RCMP say a woman from Houston, Texas tried to cross into Canada with a grenade in the glovebox of her vehicle.
RCMP spokesman Tim Shields says the border crossing was shut down for about one hour while a police explosives unit removed the grenade.
Traffic was routed a few kilometres east to Pacific Highway, which has a border crossing typically used by commercial trucks.
Shields says the 28-year-old woman was actually trying to get to Vancouver, Washington -- not Vancouver, B.C.
The woman's husband apparently works for the U.S. military and is stationed at Fort Lewis, Washington.
The woman has now been turned over to Immigration Canada.
Shields says she is apparently quite shaken by the incident, and it's likely she didn't know the grenade was in the vehicle.
He says charges are unlikely.
The Peace Arch border crossing is one of the biggest U.S.-Canada border crossings.
About eight million vehicles cross at Blaine, the northern end of Interstate 5, every year.

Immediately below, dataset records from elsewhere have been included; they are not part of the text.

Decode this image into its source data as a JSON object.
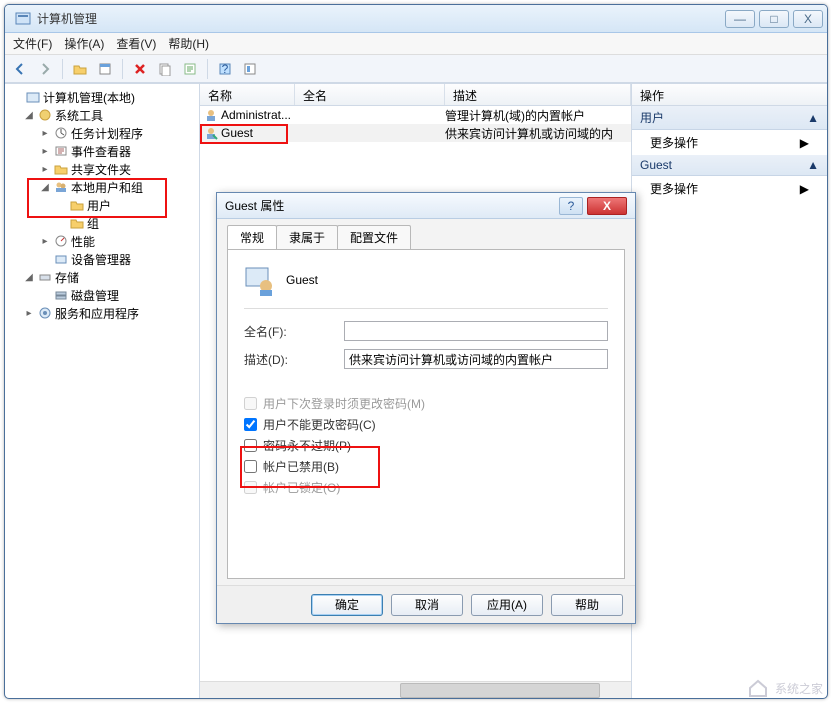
{
  "window": {
    "title": "计算机管理",
    "min": "—",
    "max": "□",
    "close": "X"
  },
  "menubar": {
    "file": "文件(F)",
    "action": "操作(A)",
    "view": "查看(V)",
    "help": "帮助(H)"
  },
  "tree": {
    "root": "计算机管理(本地)",
    "system_tools": "系统工具",
    "task_scheduler": "任务计划程序",
    "event_viewer": "事件查看器",
    "shared_folders": "共享文件夹",
    "local_users_groups": "本地用户和组",
    "users": "用户",
    "groups": "组",
    "performance": "性能",
    "device_manager": "设备管理器",
    "storage": "存储",
    "disk_mgmt": "磁盘管理",
    "services_apps": "服务和应用程序"
  },
  "list": {
    "col_name": "名称",
    "col_fullname": "全名",
    "col_desc": "描述",
    "rows": [
      {
        "name": "Administrat...",
        "fullname": "",
        "desc": "管理计算机(域)的内置帐户"
      },
      {
        "name": "Guest",
        "fullname": "",
        "desc": "供来宾访问计算机或访问域的内"
      }
    ]
  },
  "actions": {
    "header": "操作",
    "sec_users": "用户",
    "more1": "更多操作",
    "sec_guest": "Guest",
    "more2": "更多操作"
  },
  "dialog": {
    "title": "Guest 属性",
    "tab_general": "常规",
    "tab_memberof": "隶属于",
    "tab_profile": "配置文件",
    "username": "Guest",
    "fullname_label": "全名(F):",
    "fullname_value": "",
    "desc_label": "描述(D):",
    "desc_value": "供来宾访问计算机或访问域的内置帐户",
    "chk_mustchange": "用户下次登录时须更改密码(M)",
    "chk_cantchange": "用户不能更改密码(C)",
    "chk_neverexpire": "密码永不过期(P)",
    "chk_disabled": "帐户已禁用(B)",
    "chk_locked": "帐户已锁定(O)",
    "btn_ok": "确定",
    "btn_cancel": "取消",
    "btn_apply": "应用(A)",
    "btn_help": "帮助"
  },
  "watermark": "系统之家"
}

http://www.canada.com/vancouver/theprovince/news/story.html?id=1bed2228-ce6a-44f2-bba7-e0658be103fa
**Shields says the 28-year-old woman was actually trying to get to Vancouver, Washington -- not Vancouver, B.C.**
Oh please....you couldn't get south of Vacouver, WA without being in Oregon - just across the Columbia River from Portland.
If she was one of our pre-invasion operatives going into Canada - God help us. :o)
Whoever this soldier's C.O. of that post is, he should be busted to private and thrown out of the military. Every piece of ordinance is supposed to be accounted for before he leaves the base. A rifle shell, sure, I could see that. But a grenade, no excuse.